As a divorce attorney, I have been asked many times by clients if they can terminate the parental rights of the other parent. I have also been asked by a parent whether they can voluntarily terminate his or her parental rights. Usually, this question is posed out of frustration or anger at the other parent. Or, one of the parents does not want to pay child support so they make this request.
In Wisconsin, the termination of parental rights of only one parent at the request of the other generally cannot happen unless there is an accompanying step-parent adoption. In other words, the parental rights of a parent cannot be terminated unless there is a new parent ready and willing to step into that role. Wisconsin’s policy is that a child is entitled to have two legal parents to support them.
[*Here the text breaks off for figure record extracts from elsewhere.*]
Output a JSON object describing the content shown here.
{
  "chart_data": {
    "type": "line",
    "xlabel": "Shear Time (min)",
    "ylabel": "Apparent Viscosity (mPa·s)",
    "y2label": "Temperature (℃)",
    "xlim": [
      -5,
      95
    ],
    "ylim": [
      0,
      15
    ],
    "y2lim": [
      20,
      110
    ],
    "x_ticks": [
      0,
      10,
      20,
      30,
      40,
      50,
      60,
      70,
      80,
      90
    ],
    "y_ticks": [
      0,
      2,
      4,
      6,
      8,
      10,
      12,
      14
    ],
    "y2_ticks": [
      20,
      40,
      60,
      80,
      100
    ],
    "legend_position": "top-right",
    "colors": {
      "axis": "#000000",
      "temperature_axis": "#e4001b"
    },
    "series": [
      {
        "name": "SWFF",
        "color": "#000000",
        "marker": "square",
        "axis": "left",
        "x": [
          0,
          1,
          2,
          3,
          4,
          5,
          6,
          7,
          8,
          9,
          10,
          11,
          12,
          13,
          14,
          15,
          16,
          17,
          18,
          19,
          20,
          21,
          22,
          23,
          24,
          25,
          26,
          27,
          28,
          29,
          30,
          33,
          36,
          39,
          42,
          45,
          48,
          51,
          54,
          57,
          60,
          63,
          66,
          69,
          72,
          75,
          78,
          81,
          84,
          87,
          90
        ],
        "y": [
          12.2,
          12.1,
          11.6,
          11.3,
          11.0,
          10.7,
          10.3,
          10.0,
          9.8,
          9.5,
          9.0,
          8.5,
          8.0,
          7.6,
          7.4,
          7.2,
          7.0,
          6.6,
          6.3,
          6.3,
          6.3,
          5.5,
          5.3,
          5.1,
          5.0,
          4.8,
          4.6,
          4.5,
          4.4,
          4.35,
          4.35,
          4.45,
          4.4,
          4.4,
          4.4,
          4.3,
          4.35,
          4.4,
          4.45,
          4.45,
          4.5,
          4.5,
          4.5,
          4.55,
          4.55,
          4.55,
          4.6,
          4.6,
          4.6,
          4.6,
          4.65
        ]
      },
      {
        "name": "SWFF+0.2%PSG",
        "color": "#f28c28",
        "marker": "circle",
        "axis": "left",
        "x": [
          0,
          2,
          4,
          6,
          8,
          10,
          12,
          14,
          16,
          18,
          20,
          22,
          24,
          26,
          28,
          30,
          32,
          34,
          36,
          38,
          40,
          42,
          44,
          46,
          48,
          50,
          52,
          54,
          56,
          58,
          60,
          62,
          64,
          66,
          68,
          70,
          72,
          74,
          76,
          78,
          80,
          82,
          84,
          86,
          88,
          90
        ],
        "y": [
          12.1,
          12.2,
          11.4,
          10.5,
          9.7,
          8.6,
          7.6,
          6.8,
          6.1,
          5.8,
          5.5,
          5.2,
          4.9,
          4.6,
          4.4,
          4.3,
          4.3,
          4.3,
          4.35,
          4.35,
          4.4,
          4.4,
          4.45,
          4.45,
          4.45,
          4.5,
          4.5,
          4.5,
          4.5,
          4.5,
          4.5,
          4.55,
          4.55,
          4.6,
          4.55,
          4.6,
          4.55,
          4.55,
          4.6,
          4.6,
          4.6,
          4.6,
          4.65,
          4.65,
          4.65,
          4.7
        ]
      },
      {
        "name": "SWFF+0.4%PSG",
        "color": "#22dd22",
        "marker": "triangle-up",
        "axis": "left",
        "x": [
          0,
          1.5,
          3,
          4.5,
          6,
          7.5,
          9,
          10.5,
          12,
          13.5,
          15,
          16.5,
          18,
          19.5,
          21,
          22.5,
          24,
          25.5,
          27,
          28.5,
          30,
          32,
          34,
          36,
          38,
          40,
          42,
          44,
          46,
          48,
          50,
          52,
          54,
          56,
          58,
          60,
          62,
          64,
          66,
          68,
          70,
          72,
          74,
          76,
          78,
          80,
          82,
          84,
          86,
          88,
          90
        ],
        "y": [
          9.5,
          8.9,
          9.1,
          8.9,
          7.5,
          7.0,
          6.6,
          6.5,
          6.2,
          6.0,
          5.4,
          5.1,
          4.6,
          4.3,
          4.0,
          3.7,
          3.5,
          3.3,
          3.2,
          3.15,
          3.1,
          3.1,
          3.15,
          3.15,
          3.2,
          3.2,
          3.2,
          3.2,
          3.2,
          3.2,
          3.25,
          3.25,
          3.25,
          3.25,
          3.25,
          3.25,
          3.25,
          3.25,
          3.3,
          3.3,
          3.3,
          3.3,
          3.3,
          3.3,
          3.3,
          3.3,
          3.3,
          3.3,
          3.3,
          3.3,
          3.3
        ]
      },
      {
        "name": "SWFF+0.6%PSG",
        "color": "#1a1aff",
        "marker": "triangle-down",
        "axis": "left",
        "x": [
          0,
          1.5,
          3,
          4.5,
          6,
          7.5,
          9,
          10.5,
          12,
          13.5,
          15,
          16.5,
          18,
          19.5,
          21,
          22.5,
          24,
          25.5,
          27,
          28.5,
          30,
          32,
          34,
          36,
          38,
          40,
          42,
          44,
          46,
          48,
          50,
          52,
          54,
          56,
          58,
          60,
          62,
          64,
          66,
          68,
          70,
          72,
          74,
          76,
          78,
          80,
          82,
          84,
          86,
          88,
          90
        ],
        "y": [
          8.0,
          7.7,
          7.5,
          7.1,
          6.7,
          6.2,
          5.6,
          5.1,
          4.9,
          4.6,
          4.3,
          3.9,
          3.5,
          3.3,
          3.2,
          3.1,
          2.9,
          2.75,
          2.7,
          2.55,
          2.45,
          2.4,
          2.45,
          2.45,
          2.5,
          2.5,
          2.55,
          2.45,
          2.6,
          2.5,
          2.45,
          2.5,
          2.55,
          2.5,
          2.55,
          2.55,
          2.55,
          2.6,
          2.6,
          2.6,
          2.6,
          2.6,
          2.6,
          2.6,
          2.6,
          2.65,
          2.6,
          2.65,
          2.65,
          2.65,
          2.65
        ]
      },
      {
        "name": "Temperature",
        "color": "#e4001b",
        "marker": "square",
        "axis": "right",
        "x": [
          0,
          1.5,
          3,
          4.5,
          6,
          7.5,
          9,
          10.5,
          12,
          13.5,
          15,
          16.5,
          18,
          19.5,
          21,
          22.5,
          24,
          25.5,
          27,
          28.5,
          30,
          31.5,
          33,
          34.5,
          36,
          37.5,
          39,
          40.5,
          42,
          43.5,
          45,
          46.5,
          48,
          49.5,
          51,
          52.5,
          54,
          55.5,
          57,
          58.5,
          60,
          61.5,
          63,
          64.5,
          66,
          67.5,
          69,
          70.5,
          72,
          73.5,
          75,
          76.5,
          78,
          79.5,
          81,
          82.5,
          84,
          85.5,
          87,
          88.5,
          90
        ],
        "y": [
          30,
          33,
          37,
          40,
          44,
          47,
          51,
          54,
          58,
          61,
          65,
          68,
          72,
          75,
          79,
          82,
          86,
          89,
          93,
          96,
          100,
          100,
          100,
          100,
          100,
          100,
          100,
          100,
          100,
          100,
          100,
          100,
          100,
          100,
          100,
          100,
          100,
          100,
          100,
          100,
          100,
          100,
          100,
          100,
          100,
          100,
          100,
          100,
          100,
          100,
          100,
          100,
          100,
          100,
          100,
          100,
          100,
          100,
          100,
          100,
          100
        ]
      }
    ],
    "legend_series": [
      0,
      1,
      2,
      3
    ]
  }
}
And, the willingness of a step-parent to adopt is not enough to trigger a termination of parental rights if the other parent does not agree. There are necessary grounds to be established for an involuntary termination of parental rights. For example, the most common ground is abandonment which is defined as a failure to visit or communicate for a period longer than three (3) months, unless good cause is shown as to why the parent failed to visit or communicate (i.e. denial or interference of periods of placement). Other grounds are failure to assume parental responsibility, abuse, incest, sexual assault, homicide or attempted homicide of the other parent and a parent who has a continuing disability.
Even if all of the above criteria are met, the court must then consider other factors when deciding to terminate parental rights. These factors include what is in the best interests of the child, the child’s family relationships (i.e. grandparents), the wishes of the child and whether the child can enter into a new stable family situation as a result of the termination.
Recently, a reader pointed out to us that a termination of parental rights can occur without a step-parent adoption. While this is true, it is a rare situation where there are usually extreme or exigent circumstances such as when abuse, severe neglect or a serious crime against the custodial parent or child is involved. Also, if the state is involved, as in where a parent or parents have been deemed to be unfit for an extended period of time, a termination of parental rights is sometimes granted. These are not typically situations, however, which generally impact upon divorce or family matters. We are not experts in these other types of cases and, therefore, cannot provide any further information. If you believe your situation falls under one of these categories, we encourage you to seek the advice of an experienced attorney in that area.
Permanently terminating a parent’s rights to his or her children is a serious and life-changing event for both parent and child. Frustration with your ex-spouse or an unwillingness to see your children or pay child support is not enough to trigger this most serious of actions. Under Wisconsin law, the rights of the child are paramount and a child is entitled to two legal parents. This is true regardless of the feelings of one parent towards the other and regardless if a parent has no interest in the child(ren) and/or does not want to pay child support.